Listen to the Episode

Hear Nathan Winch discuss off market acquisitions, seller motivation, acquisition finance, larger deals, SPV structures, and post completion control.

Episode 230
Runtime 27:38
Topic Off market business acquisitions
Format Founder interview

Key Takeaways

Three acquisition lessons from an entrepreneur who buys and sells businesses as a core strategy.

Direct Seller Outreach Gives the Buyer Control

Nathan prefers speaking directly with retirement sellers because it removes broker pressure, improves rapport, and allows the buyer to shape the commercial narrative.

Larger Deals Can Be More Efficient Than Small Deals

Legal work, lender processes, due diligence, and deal team time can be similar across deal sizes, making larger acquisitions a stronger use of capital and attention.
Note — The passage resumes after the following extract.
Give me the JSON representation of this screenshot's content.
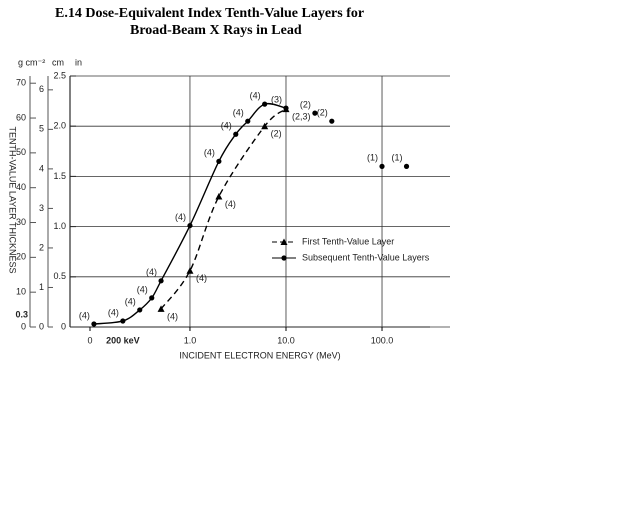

Risk Is Managed Before and After Completion

SPV structures, careful due diligence, deferred consideration, warranty offsets, access control, and bank handovers can protect the buyer when the transaction closes.

Episode Breakdown

In this episode, Jonathan Jay interviews Nathan Winch, a former molecular biologist who moved into entrepreneurship after winning a major NHS supply contract while still at university. Nathan explains how selling his early businesses revealed where real value was created, then shares how that experience led him into buying and selling companies across sectors such as consumables, warehousing, distribution, infrastructure, and commercial property.

The conversation focuses heavily on acquisition criteria, off market deal flow, seller motivation, and financing. Nathan explains why his team targets retirement sellers directly rather than relying on brokers, how seller expectations can be shaped through a collaborative valuation discussion, and why acquisition finance, asset backing, freehold property, deferred consideration, and lender relationships can reduce the buyer's cash requirement.

Jonathan and Nathan also discuss the harder parts of acquisition entrepreneurship, including over leverage, weak due diligence, personal guarantees, warranty enforcement, insolvency risk, and the small post completion details that can create major operational problems. Nathan closes with practical advice for first time buyers: get good advice, question professionals when needed, structure risk properly, and take action instead of remaining on the fence.

Best For

  • First time buyers planning their first off market acquisition.
  • Acquisition entrepreneurs targeting retirement sellers.
  • Buyers weighing direct outreach against broker led deal flow.
  • Operators considering acquisition finance, asset finance, deferred payments, and lender backed structures.
  • Dealmakers who want stronger SPV structures, due diligence discipline, and post completion controls.